聖書―神のことば

レクチオ・ディヴィナ、聖なる読書の風景
レクチオ・ディヴィナ

 ナスチカ生活は神のことばを聞くための生活様式です。神のことばを聞き、守るのは、信仰共同体の主なつとめです。申命記6章は神の掟を守るイスラエルの使命を強調しますが、同様に、ベネディクトも戒律の冒頭で、「聞け、わが子よ、師の教訓に心の耳を傾けよ」と表現して、共同体は神のことばを聞き、実践することが命であることを明らかにしています。13世紀以降に発達した神学的、倫理的、教理的な面からの理論的なアプローチよりも、旧約聖書と新約聖書の神のことばの中に、生活の生きた導きを見出そうと努めます。初代教会が復活のイエスとの出会いを求めて、聖書に親しんだように、ごく素朴な形の聖書読書法を実践しています。これは伝統で、レクチオ・ディヴィナと言われ、“聖なる読書”と訳されています。新旧両聖書の神のことばを、神の語りかけを待ちながら、ゆっくり読みます。時として、祈りながら立ち止まり、いただいた霊感をノートします。

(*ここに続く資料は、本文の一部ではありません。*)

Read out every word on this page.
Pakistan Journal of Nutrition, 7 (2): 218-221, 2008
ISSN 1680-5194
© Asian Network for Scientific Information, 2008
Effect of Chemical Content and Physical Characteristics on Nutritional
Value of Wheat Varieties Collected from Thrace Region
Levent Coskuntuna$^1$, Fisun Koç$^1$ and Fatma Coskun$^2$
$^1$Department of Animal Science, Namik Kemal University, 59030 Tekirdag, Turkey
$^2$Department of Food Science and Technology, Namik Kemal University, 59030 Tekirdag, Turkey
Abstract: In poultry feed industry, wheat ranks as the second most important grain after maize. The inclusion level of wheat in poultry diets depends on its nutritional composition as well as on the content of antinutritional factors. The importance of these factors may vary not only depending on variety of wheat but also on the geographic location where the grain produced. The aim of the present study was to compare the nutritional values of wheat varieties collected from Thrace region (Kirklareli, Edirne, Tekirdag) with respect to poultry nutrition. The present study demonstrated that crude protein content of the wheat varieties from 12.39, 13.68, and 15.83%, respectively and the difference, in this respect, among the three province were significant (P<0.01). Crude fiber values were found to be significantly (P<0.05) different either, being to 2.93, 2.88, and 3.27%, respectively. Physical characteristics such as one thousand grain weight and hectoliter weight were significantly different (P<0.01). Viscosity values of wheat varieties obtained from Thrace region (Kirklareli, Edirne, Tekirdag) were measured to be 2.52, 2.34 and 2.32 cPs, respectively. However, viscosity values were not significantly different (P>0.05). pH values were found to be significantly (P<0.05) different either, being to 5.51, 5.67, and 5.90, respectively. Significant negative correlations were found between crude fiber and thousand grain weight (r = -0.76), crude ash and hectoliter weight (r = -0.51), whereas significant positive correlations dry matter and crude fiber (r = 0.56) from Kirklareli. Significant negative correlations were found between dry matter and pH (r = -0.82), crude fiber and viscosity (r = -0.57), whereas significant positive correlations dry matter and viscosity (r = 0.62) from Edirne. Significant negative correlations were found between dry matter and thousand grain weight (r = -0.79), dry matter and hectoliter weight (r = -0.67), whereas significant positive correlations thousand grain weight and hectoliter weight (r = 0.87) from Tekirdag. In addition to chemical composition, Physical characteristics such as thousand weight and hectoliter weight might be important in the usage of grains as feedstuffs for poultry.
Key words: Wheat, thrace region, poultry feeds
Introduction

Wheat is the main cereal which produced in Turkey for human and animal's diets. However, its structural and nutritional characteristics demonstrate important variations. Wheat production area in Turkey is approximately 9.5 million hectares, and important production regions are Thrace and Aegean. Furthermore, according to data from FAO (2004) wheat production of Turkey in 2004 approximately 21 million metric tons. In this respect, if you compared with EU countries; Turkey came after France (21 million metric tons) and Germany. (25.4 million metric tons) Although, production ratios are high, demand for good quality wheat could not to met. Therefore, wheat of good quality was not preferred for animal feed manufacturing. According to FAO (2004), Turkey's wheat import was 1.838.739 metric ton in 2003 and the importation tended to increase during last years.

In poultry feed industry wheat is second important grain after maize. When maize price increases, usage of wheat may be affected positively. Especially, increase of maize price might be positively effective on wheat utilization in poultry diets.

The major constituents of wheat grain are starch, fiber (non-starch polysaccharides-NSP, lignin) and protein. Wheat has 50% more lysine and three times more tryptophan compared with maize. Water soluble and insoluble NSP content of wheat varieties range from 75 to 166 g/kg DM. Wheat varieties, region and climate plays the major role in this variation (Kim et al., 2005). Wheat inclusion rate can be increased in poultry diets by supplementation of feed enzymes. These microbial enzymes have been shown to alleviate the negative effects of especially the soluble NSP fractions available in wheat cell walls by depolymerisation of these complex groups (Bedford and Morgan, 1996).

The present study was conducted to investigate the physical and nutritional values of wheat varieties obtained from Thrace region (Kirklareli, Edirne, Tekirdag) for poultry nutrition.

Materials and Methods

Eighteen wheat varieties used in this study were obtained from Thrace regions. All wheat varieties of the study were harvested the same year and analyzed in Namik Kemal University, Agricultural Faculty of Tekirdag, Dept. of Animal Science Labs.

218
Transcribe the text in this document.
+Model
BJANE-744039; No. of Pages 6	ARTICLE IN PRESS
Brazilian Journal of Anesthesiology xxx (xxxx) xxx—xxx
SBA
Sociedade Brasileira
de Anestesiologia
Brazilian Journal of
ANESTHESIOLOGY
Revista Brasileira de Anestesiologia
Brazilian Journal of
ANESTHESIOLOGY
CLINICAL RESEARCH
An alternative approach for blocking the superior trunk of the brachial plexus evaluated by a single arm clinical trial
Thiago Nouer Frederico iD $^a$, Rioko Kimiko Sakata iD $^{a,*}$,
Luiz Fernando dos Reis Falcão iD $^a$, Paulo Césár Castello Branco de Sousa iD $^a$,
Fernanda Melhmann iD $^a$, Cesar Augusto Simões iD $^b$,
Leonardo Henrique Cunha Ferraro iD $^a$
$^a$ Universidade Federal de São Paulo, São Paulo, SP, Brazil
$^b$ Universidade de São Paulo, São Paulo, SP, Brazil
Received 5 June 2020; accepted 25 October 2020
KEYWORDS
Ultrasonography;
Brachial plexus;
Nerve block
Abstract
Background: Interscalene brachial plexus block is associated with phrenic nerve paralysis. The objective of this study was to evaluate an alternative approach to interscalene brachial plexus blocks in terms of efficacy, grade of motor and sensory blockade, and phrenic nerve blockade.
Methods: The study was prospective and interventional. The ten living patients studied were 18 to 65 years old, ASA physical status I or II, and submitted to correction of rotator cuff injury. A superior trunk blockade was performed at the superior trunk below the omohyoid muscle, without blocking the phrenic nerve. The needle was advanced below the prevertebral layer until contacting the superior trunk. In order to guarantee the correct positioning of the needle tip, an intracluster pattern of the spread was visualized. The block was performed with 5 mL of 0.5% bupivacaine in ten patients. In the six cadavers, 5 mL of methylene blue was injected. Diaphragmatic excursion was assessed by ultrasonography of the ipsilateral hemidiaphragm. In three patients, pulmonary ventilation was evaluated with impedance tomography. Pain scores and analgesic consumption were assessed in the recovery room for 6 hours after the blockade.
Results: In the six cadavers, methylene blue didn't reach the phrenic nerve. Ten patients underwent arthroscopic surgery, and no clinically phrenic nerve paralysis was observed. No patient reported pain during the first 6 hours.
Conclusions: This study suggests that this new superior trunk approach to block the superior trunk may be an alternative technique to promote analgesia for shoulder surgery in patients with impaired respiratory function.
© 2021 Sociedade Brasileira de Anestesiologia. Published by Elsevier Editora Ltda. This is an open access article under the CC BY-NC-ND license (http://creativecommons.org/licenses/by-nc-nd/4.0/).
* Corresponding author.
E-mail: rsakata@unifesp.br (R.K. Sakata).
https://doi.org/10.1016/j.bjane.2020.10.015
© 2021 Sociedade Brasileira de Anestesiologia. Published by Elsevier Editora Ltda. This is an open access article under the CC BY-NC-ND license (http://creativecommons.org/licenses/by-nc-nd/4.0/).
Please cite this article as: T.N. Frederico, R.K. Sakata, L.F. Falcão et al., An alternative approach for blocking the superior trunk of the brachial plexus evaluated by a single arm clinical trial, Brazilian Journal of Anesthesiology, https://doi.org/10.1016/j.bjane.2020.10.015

 こうして、神のことばを食しながら、心の渇きがいやされるように努めます。聖なる読書は、このように、祈りと読書を合わせて神のことばを聞く読書法です。神との対話を神のことばを通して、実践しますが、これはわたしたちにとって、神のことばを自分のうちに受肉させる努力です。本院では夜課の後、4時半から625分までの間に、一時間半をかけます。この読書の主流は聖書中の神のことばですが、教父の著作、聖書神学、霊性神学なども聖なる読書の中に入れています。